Song by Morgan Wallen

from the album I'm the Problem
- Released: May 16, 2025
- Genre: Country
- Length: 3:18
- Label: Big Loud; Republic; Mercury;
- Songwriters: Morgan Wallen; Ryan Vojtesak; Josh Thompson; Blake Pendergrass;
- Producers: Jacob Durrett; Joey Moi;

Lyric video
- "Falling Apart" on YouTube

= Falling Apart (Morgan Wallen song) =

2025 song by Morgan Wallen

"Falling Apart" is a song by American country music singer Morgan Wallen from his fourth studio album I'm the Problem (2025). It was written by Wallen himself, Charlie Handsome, Josh Thompson and Blake Pendergrass, and produced by Jacob Durrett and Joey Moi.

==Composition==
The song contains steel guitar and "ambient strings" in the production.
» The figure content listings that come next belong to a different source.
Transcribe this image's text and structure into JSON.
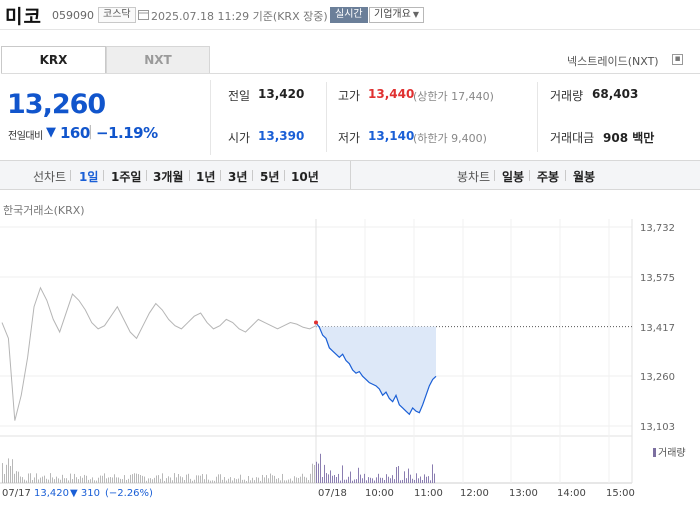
{
  "header": {
    "name": "미코",
    "code": "059090",
    "market": "코스닥",
    "datetime": "2025.07.18 11:29 기준(KRX 장중)",
    "realtime": "실시간",
    "overview": "기업개요"
  },
  "tabs": {
    "krx": "KRX",
    "nxt": "NXT"
  },
  "nextrade_link": "넥스트레이드(NXT)",
  "price": {
    "current": "13,260",
    "change_label": "전일대비",
    "change_arrow": "▼",
    "change_value": "160",
    "change_pct": "−1.19%"
  },
  "stats": {
    "prev_close_label": "전일",
    "prev_close": "13,420",
    "high_label": "고가",
    "high": "13,440",
    "upper_limit": "(상한가 17,440)",
    "volume_label": "거래량",
    "volume": "68,403",
    "open_label": "시가",
    "open": "13,390",
    "low_label": "저가",
    "low": "13,140",
    "lower_limit": "(하한가 9,400)",
    "amount_label": "거래대금",
    "amount": "908 백만"
  },
  "periods": {
    "line_label": "선차트",
    "line_items": [
      "1일",
      "1주일",
      "3개월",
      "1년",
      "3년",
      "5년",
      "10년"
    ],
    "candle_label": "봉차트",
    "candle_items": [
      "일봉",
      "주봉",
      "월봉"
    ]
  },
  "chart_source": "한국거래소(KRX)",
  "volume_legend": "거래량",
  "colors": {
    "price_blue": "#1a5fd6",
    "down_blue": "#1155cc",
    "up_red": "#e03131",
    "prev_day_gray": "#aaaaaa",
    "fill": "#dde8f8"
  },
  "chart_data": {
    "type": "line",
    "y_ticks": [
      "13,732",
      "13,575",
      "13,417",
      "13,260",
      "13,103"
    ],
    "ylim": [
      13103,
      13732
    ],
    "reference_line": 13417,
    "x_ticks": [
      "07/17",
      "07/18",
      "10:00",
      "11:00",
      "12:00",
      "13:00",
      "14:00",
      "15:00"
    ],
    "prev_day_summary": {
      "date": "07/17",
      "close": "13,420",
      "change": "▼ 310",
      "change_pct": "(−2.26%)"
    },
    "series": [
      {
        "values": [
          13430,
          13380,
          13120,
          13200,
          13320,
          13480,
          13540,
          13500,
          13440,
          13400,
          13460,
          13520,
          13500,
          13470,
          13430,
          13410,
          13420,
          13450,
          13480,
          13440,
          13400,
          13380,
          13420,
          13460,
          13490,
          13470,
          13440,
          13420,
          13410,
          13430,
          13450,
          13460,
          13430,
          13410,
          13420,
          13440,
          13430,
          13410,
          13400,
          13420,
          13440,
          13430,
          13420,
          13410,
          13420,
          13430,
          13425,
          13415,
          13410,
          13420
        ]
      },
      {
        "values": [
          13430,
          13415,
          13390,
          13380,
          13350,
          13340,
          13330,
          13320,
          13330,
          13310,
          13300,
          13280,
          13270,
          13275,
          13260,
          13250,
          13240,
          13235,
          13230,
          13220,
          13200,
          13210,
          13190,
          13180,
          13200,
          13170,
          13160,
          13150,
          13140,
          13160,
          13150,
          13145,
          13170,
          13200,
          13230,
          13250,
          13260
        ]
      }
    ]
  }
}
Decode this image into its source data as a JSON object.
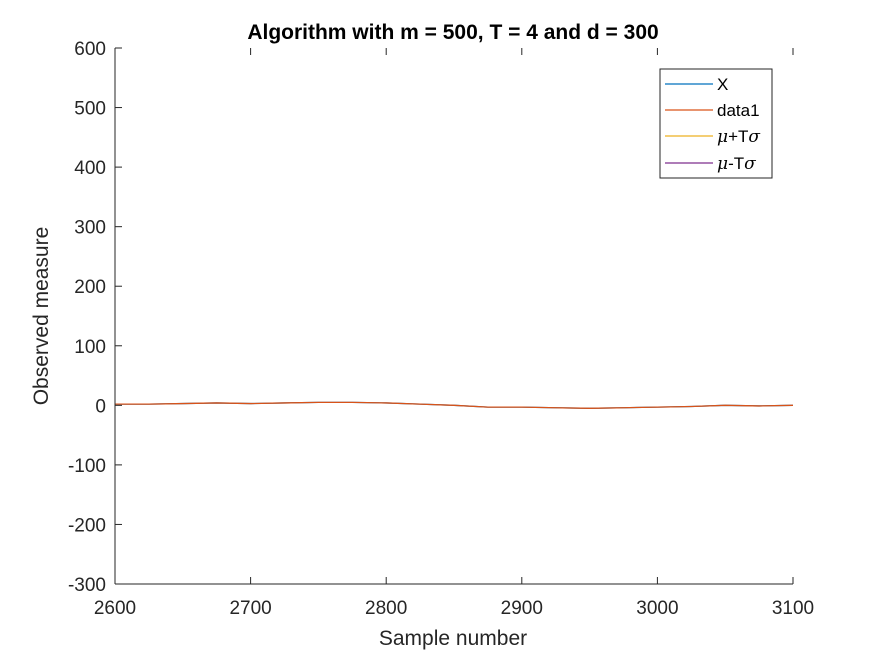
{
  "chart_data": {
    "type": "line",
    "title": "Algorithm with m = 500, T = 4 and d = 300",
    "xlabel": "Sample number",
    "ylabel": "Observed measure",
    "xlim": [
      2600,
      3100
    ],
    "ylim": [
      -300,
      600
    ],
    "x_ticks": [
      "2600",
      "2700",
      "2800",
      "2900",
      "3000",
      "3100"
    ],
    "y_ticks": [
      "600",
      "500",
      "400",
      "300",
      "200",
      "100",
      "0",
      "-100",
      "-200",
      "-300"
    ],
    "grid": false,
    "legend_position": "top-right",
    "series": [
      {
        "name": "X",
        "color": "#0072BD",
        "x": [
          2600,
          2625,
          2650,
          2675,
          2700,
          2725,
          2750,
          2775,
          2800,
          2825,
          2850,
          2875,
          2900,
          2925,
          2950,
          2975,
          3000,
          3025,
          3050,
          3075,
          3100
        ],
        "y": [
          2,
          2,
          3,
          4,
          3,
          4,
          5,
          5,
          4,
          2,
          0,
          -3,
          -3,
          -4,
          -5,
          -4,
          -3,
          -2,
          0,
          -1,
          0
        ]
      },
      {
        "name": "data1",
        "color": "#D95319",
        "x": [
          2600,
          2625,
          2650,
          2675,
          2700,
          2725,
          2750,
          2775,
          2800,
          2825,
          2850,
          2875,
          2900,
          2925,
          2950,
          2975,
          3000,
          3025,
          3050,
          3075,
          3100
        ],
        "y": [
          2,
          2,
          3,
          4,
          3,
          4,
          5,
          5,
          4,
          2,
          0,
          -3,
          -3,
          -4,
          -5,
          -4,
          -3,
          -2,
          0,
          -1,
          0
        ]
      },
      {
        "name": "μ+Tσ",
        "name_parts": [
          "μ",
          "+T",
          "σ"
        ],
        "color": "#EDB120",
        "x": [],
        "y": []
      },
      {
        "name": "μ-Tσ",
        "name_parts": [
          "μ",
          "-T",
          "σ"
        ],
        "color": "#7E2F8E",
        "x": [],
        "y": []
      }
    ]
  }
}
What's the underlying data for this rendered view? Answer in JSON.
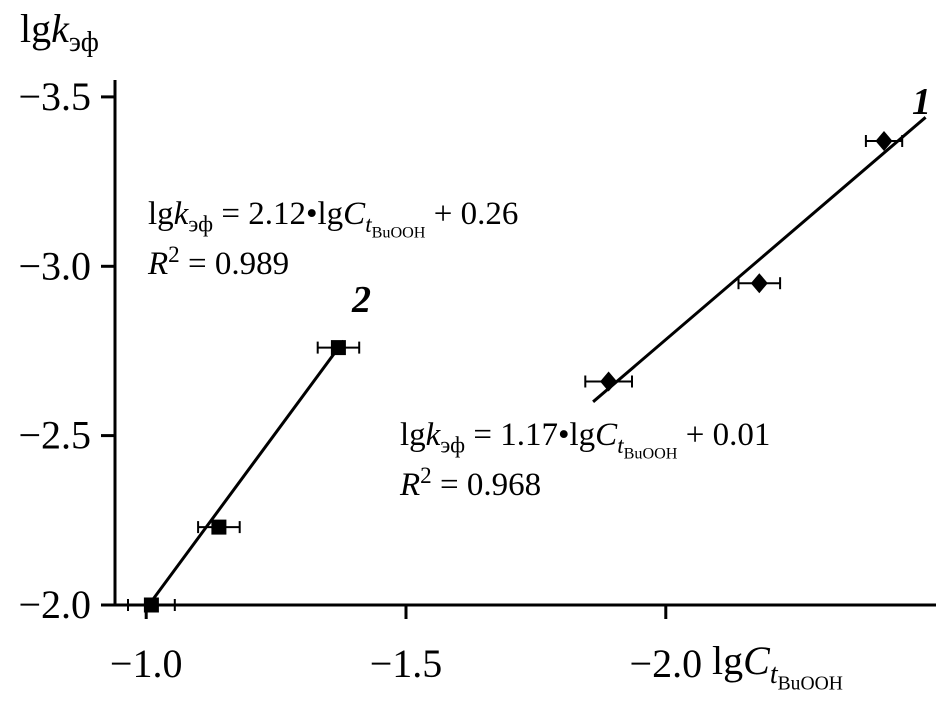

Lyrically, Morgan Wallen recounts having sleepless nights and excessively drinking in an attempt to overcome his sorrow over a past relationship. He deeply regrets ending the relationship with his lover and failing to understand that she was ideal for him, now wanting to rekindle their relationship.

==Critical reception==
Billboard ranked "Falling Apart" as the eighth best song from I'm the Problem. Alli Patton of Holler praised the production, describing it as "creating a cavernous sound that lends to the overall mood of the despondent song. The arrangement is powerful in its simplicity, with the ability to tell the song's story all on its own".

==Charts==

===Weekly charts===

Weekly chart performance for "Falling Apart"
| Chart (2025) | Peak position |
|---|---|
| Canada Hot 100 (Billboard) | 41 |
| Global 200 (Billboard) | 68 |
| New Zealand Hot Singles (RMNZ) | 7 |
| US Billboard Hot 100 | 25 |
| US Hot Country Songs (Billboard) | 12 |

===Year-end charts===

Year-end chart performance for "Falling Apart"
| Chart (2025) | Position |
|---|---|
| US Hot Country Songs (Billboard) | 91 |

==Certifications==

Certifications for "Falling Apart"
| Region | Certification | Certified units/sales |
| United States (RIAA) | Gold | 500,000^{‡} |
^{‡} Sales+streaming figures based on certification alone.